Тимофей неумело ткнулся губами в ее голову, укололся гребнем. А на душе как-то сразу посветлело, стало легче. Думал: «Пока Олюшка рядом – все одолею. Не покривлю совестью: тем и послужу Новгороду, что расскажу о нем правду. Правду о том, что есть тайный совет, что на вече все подстраивают, что стонет земля новгородская под пятой у бояр. Вот это и будет тем „Словом о Новгороде“, о котором мечтал когда-то, идя за Олюшкой, слагая песню о Волхове…»
Он сел писать.
Сменялись дни. Он забывал о пище, вскакивал ночью, чтобы записать на бересте строку, плакал и смеялся над ней. Он не помнил времени, когда был счастливее, чем сейчас. Все прежде сделанное казалось ничтожным, неумелым, и верил: то, что делает ныне, наконец настоящее, ради чего появился на свет и жил.
Но потом, перечитывая написанное, исступленно разрывал кору: «Не то! Не то!»
Порой вспыхивала, как черная молния, мысль: «Не дадут дописать!» Но шептал:
– Нет, напишу… пусть не при мне… пусть потомки прочтут, им поведаю правду…

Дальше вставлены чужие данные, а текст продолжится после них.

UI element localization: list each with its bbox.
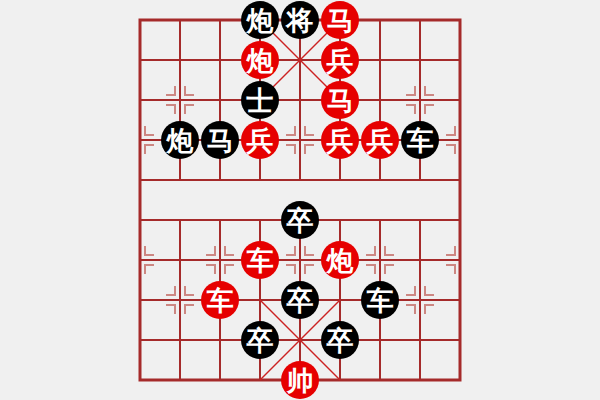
black-soldier-glyph: 卒: [321, 321, 359, 359]
black-cannon-glyph: 炮: [161, 121, 199, 159]
red-soldier-glyph: 兵: [321, 41, 359, 79]
black-chariot-glyph: 车: [361, 281, 399, 319]
piece-red-general[interactable]: 帅: [280, 360, 320, 400]
red-cannon-glyph: 炮: [241, 41, 279, 79]
piece-red-soldier[interactable]: 兵: [320, 40, 360, 80]
black-horse-glyph: 马: [201, 121, 239, 159]
black-general-glyph: 将: [281, 1, 319, 39]
red-soldier-glyph: 兵: [241, 121, 279, 159]
black-chariot-glyph: 车: [401, 121, 439, 159]
piece-red-chariot[interactable]: 车: [200, 280, 240, 320]
red-chariot-glyph: 车: [241, 241, 279, 279]
piece-black-soldier[interactable]: 卒: [320, 320, 360, 360]
piece-red-soldier[interactable]: 兵: [320, 120, 360, 160]
red-horse-glyph: 马: [321, 1, 359, 39]
piece-red-cannon[interactable]: 炮: [240, 40, 280, 80]
red-soldier-glyph: 兵: [361, 121, 399, 159]
black-soldier-glyph: 卒: [241, 321, 279, 359]
piece-red-horse[interactable]: 马: [320, 0, 360, 40]
piece-red-horse[interactable]: 马: [320, 80, 360, 120]
red-general-glyph: 帅: [281, 361, 319, 399]
red-horse-glyph: 马: [321, 81, 359, 119]
pieces-layer: 炮将马炮兵士马炮马兵兵兵车卒车炮车卒车卒卒帅: [120, 0, 480, 400]
piece-black-chariot[interactable]: 车: [360, 280, 400, 320]
black-soldier-glyph: 卒: [281, 201, 319, 239]
piece-black-cannon[interactable]: 炮: [160, 120, 200, 160]
piece-black-general[interactable]: 将: [280, 0, 320, 40]
piece-black-horse[interactable]: 马: [200, 120, 240, 160]
piece-black-soldier[interactable]: 卒: [240, 320, 280, 360]
red-chariot-glyph: 车: [201, 281, 239, 319]
piece-black-cannon[interactable]: 炮: [240, 0, 280, 40]
piece-black-soldier[interactable]: 卒: [280, 280, 320, 320]
piece-red-soldier[interactable]: 兵: [360, 120, 400, 160]
piece-red-cannon[interactable]: 炮: [320, 240, 360, 280]
piece-black-chariot[interactable]: 车: [400, 120, 440, 160]
red-cannon-glyph: 炮: [321, 241, 359, 279]
black-advisor-glyph: 士: [241, 81, 279, 119]
xiangqi-board: 炮将马炮兵士马炮马兵兵兵车卒车炮车卒车卒卒帅: [0, 0, 600, 400]
piece-red-chariot[interactable]: 车: [240, 240, 280, 280]
piece-red-soldier[interactable]: 兵: [240, 120, 280, 160]
black-cannon-glyph: 炮: [241, 1, 279, 39]
piece-black-soldier[interactable]: 卒: [280, 200, 320, 240]
black-soldier-glyph: 卒: [281, 281, 319, 319]
red-soldier-glyph: 兵: [321, 121, 359, 159]
piece-black-advisor[interactable]: 士: [240, 80, 280, 120]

На четвертый день Тимофей решил выйти подышать свежим воздухом. Его тянуло к Волхову. Было у него там излюбленное место на крутом берегу, возле могучего дуба. Отсюда открывались широкие дали, здесь хорошо думалось.

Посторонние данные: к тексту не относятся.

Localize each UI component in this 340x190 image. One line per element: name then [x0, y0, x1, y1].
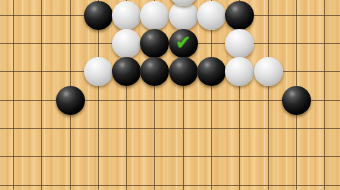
- black-stone: [140, 29, 169, 58]
- black-stone: [282, 86, 311, 115]
- grid-line-v: [268, 0, 269, 190]
- grid-line-v: [324, 0, 325, 190]
- white-stone: [112, 29, 141, 58]
- grid-line-h: [0, 128, 340, 129]
- gomoku-board[interactable]: ✔: [0, 0, 340, 190]
- last-move-check-icon: ✔: [175, 33, 191, 52]
- grid-line-v: [41, 0, 42, 190]
- grid-line-h: [0, 156, 340, 157]
- black-stone: ✔: [169, 29, 198, 58]
- black-stone: [56, 86, 85, 115]
- white-stone: [197, 1, 226, 30]
- black-stone: [169, 57, 198, 86]
- black-stone: [197, 57, 226, 86]
- white-stone: [112, 1, 141, 30]
- grid-line-v: [13, 0, 14, 190]
- black-stone: [140, 57, 169, 86]
- white-stone: [254, 57, 283, 86]
- white-stone: [140, 1, 169, 30]
- black-stone: [84, 1, 113, 30]
- black-stone: [225, 1, 254, 30]
- black-stone: [112, 57, 141, 86]
- white-stone: [225, 57, 254, 86]
- grid-line-h: [0, 185, 340, 186]
- game-screenshot: ✔: [0, 0, 340, 190]
- white-stone: [84, 57, 113, 86]
- white-stone: [225, 29, 254, 58]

Тимофей вышел на улицу. Накрикивали тепло галки, было безветренно, от чистого крепкого воздуха кружилась голова.
Скоро весна!
И хотя сейчас еще заметены снегом и черная, в трещинах, кора липы, и подвески орешника, и темные шишки ольхи, а все же улавливал Тимофей приближение весны. Она чудилась ему в робком запеве побуревших за зиму овсянок, в усилившемся запахе тополиных почек. Ему на мгновение показалось даже, что в сосновом бору начали свое бормотание тетерева.
Тимофей поднял голову, прислушиваясь, и только теперь заметил, что в городе царит какое-то тревожное оживление. Тревога невольно передалась и ему; она усилилась, когда в городе забили колокола.
Пока Тимофея не было, к нему в избу пожаловал нежданный гость. У ворот остановились сани, запряженные серыми, с голубым отливом конями, известными всему городу.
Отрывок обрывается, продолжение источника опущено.